Results: On June 8, 2019 Mote Marine Laboratory’s Sea Turtle Conservation and Research Program (STCRP) purchased a new Honda TRX420FM1K All-Terrain-Vehicle (nicknamed “Chompy” through a vote by 2019 STCRP morning patrol interns) from South County Honda with funds provided by the Sea Turtle License Plate Grant. Chompy was taken to Precision Cycle and Tire where a Silent Rider exhaust and silencer pipe was installed. On June 18th Chompy was dropped off to be treated with a protective Line-X coating. Due to a misunderstanding of the quote originally requested in preparations for the grant proposal, the final pricing exceeded the original budget. Fortunately, the vehicle cost dropped, which covered the difference, allowing the full Line-X coating at the increased rate. This miscommunication resulted in a longer wait-time for the treatment. Upon completion of the Line-X coating on June 25th, Chompy was picked up and was dropped off at Casey Key that afternoon and began surveys the following morning. A Sea Turtle Grant Program license plate was affixed to the rear frame (photos attached) in acknowledgement of the grant funding. Chompy was utilized on morning nesting surveys for 99 days from June 26th through October 2nd, after which the number of remaining nests was so low, that accessing them by foot was a feasible alternative. During this time, Chompy was run for approximately 150 hours and 600 miles and experienced no mechanical trouble or breakdowns (compared to numerous, time-consuming issues from the older fleet the previous seasons). Chompy was utilized on the southern end of the island, the highest density nesting beach covered by Mote. 2019 was a banner year, breaking numerous records across all of Mote’s beaches. Casey Key, with its 2,314 documented nests, was no exception.
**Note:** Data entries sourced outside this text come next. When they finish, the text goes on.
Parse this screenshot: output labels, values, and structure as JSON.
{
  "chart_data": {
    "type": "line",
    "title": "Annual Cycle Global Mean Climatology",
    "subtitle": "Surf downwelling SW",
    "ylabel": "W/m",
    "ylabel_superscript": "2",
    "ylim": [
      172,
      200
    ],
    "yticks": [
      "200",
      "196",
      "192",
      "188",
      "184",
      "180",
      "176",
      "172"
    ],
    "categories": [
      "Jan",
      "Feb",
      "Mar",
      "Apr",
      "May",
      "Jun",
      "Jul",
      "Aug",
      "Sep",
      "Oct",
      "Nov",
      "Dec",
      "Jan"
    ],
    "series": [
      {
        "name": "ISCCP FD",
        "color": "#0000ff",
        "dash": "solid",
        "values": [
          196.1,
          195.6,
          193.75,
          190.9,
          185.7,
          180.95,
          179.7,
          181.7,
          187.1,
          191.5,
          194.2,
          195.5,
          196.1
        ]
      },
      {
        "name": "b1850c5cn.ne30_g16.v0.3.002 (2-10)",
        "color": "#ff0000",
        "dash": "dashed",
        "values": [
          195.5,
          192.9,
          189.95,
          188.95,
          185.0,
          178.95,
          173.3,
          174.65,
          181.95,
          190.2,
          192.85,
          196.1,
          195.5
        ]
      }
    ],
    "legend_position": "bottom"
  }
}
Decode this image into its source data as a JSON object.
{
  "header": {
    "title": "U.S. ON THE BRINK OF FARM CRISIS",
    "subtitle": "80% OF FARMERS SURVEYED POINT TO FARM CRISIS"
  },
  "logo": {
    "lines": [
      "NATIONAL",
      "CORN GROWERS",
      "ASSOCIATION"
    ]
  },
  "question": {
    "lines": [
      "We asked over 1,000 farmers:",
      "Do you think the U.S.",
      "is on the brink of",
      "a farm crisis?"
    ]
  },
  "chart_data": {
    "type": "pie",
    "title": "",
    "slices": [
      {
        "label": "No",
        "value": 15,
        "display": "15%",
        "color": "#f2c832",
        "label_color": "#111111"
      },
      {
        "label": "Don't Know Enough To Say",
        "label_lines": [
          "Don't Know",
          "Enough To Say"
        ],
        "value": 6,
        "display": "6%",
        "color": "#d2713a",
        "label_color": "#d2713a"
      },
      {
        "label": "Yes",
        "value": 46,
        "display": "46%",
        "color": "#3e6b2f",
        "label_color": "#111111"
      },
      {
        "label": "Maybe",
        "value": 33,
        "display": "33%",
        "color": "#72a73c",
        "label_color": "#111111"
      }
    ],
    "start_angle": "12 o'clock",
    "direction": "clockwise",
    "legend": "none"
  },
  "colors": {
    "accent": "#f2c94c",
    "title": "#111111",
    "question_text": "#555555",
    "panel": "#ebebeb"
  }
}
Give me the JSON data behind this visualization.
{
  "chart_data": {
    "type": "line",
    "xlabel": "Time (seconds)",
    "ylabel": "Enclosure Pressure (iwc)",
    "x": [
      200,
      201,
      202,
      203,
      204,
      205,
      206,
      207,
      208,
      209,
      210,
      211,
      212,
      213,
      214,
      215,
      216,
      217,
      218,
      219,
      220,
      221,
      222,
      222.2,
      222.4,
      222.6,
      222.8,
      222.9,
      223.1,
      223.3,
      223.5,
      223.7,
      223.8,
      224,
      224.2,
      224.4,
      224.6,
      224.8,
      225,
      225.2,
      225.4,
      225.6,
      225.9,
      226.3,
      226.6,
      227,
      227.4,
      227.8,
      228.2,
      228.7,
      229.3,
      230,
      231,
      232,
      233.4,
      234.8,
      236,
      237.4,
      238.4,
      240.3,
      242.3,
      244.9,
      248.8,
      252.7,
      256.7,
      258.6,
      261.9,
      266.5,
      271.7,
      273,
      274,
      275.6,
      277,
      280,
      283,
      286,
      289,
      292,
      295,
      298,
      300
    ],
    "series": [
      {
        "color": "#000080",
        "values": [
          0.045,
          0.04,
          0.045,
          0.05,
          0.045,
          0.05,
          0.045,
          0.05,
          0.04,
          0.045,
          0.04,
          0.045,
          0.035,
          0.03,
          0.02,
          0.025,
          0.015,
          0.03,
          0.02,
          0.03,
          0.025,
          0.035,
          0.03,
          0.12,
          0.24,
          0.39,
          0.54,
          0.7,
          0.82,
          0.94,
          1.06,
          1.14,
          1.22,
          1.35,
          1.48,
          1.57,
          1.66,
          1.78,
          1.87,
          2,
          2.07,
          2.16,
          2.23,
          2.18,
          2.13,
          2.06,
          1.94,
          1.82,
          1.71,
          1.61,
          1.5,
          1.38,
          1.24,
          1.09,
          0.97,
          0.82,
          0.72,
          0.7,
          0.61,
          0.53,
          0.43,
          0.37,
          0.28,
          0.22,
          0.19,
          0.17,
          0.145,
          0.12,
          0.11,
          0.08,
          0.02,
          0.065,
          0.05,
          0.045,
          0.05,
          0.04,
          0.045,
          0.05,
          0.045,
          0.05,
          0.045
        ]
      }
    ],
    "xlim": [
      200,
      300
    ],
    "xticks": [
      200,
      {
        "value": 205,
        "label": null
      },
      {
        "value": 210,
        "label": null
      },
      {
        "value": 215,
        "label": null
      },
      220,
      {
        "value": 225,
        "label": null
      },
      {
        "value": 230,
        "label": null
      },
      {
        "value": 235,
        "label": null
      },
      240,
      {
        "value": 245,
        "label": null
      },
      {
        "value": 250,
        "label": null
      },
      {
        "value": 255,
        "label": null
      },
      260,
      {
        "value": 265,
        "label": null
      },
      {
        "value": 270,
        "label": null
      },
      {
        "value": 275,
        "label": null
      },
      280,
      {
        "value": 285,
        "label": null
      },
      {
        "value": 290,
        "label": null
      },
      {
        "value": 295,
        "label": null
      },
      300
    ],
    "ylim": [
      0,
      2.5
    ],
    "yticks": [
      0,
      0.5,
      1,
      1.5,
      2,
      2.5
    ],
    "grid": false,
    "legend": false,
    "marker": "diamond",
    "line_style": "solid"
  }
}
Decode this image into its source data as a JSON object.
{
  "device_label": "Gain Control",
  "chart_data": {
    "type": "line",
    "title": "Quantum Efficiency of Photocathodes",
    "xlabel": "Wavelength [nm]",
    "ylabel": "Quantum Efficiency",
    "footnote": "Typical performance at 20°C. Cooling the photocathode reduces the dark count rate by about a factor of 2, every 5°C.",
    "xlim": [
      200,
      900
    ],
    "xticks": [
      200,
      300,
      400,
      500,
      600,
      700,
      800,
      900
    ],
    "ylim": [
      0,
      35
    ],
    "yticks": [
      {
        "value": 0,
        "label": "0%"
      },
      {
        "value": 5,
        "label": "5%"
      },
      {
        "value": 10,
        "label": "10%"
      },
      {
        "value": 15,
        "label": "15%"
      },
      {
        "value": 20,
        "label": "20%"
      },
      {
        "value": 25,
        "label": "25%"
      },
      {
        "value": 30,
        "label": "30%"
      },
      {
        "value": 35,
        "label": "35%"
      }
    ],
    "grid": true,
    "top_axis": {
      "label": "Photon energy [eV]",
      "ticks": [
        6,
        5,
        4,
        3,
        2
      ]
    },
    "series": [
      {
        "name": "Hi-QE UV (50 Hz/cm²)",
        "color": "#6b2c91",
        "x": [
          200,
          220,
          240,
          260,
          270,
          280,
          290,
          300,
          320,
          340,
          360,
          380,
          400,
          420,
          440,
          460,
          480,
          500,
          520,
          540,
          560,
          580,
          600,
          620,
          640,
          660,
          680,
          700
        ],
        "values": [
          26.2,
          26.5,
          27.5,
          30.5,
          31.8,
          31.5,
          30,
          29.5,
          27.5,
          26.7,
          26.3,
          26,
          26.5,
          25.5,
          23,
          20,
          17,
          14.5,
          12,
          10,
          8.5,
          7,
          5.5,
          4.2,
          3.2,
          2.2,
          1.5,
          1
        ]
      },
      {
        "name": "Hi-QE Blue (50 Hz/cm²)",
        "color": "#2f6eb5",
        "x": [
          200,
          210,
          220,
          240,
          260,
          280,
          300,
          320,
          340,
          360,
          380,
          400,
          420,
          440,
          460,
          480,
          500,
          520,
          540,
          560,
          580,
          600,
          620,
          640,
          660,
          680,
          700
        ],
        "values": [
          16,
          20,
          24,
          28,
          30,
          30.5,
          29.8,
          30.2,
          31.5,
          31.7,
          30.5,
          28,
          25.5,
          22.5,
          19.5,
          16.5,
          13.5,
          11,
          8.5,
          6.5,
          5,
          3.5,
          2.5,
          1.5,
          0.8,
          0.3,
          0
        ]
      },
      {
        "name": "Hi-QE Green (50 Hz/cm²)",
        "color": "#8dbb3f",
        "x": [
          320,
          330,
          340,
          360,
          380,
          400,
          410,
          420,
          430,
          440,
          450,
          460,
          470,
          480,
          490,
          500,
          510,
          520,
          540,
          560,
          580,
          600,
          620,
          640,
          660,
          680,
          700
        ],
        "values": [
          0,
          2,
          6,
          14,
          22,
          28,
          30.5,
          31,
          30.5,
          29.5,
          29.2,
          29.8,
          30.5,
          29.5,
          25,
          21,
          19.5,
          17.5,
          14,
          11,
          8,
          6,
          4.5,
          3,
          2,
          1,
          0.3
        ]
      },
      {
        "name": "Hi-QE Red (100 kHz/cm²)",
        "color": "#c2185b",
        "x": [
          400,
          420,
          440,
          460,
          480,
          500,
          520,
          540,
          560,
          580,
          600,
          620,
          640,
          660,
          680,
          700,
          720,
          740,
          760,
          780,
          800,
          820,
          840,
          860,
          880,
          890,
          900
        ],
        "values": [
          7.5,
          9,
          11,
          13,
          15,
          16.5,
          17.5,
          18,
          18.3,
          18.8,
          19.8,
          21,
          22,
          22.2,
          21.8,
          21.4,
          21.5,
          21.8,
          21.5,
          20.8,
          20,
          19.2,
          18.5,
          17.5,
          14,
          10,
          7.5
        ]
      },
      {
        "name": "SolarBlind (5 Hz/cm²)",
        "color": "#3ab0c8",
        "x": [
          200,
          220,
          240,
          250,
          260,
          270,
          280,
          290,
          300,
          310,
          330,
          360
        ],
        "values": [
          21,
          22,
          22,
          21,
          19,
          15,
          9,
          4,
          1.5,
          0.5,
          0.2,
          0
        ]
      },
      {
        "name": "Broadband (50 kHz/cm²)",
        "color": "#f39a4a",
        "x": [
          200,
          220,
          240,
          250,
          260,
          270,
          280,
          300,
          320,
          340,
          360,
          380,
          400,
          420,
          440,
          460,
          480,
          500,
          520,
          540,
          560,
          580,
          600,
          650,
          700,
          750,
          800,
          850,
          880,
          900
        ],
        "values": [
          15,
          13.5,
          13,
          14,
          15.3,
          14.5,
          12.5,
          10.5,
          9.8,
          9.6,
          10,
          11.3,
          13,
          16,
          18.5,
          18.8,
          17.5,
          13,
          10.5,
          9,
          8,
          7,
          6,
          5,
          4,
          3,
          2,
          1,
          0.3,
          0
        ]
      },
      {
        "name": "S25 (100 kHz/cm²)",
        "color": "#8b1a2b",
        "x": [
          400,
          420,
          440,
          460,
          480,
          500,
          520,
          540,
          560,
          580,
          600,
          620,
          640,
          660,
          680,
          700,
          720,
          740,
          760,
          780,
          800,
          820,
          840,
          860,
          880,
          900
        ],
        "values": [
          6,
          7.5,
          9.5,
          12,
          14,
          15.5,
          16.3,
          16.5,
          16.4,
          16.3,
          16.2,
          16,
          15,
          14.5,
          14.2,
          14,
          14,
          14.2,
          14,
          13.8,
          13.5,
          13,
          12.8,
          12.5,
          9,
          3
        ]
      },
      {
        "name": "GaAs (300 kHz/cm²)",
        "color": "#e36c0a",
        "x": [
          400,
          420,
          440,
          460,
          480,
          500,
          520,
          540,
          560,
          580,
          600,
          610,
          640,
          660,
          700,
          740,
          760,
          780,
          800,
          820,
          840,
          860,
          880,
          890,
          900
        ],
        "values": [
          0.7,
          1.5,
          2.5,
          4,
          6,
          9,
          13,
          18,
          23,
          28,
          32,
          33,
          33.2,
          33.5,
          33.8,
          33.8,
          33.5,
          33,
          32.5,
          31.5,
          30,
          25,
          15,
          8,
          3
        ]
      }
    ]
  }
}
During Chompy’s tenure on the beach, it was instrumental in documenting and responding to at least 340 nests (311 loggerhead and 29 green turtle) staked with approximately 850 wooden stakes and 29 self-releasing cages/screens and 315 false crawls (282 loggerhead and 33 green turtle). Four nights per week through the end of July, Chompy was also used by the nighttime tagging team to double their coverage.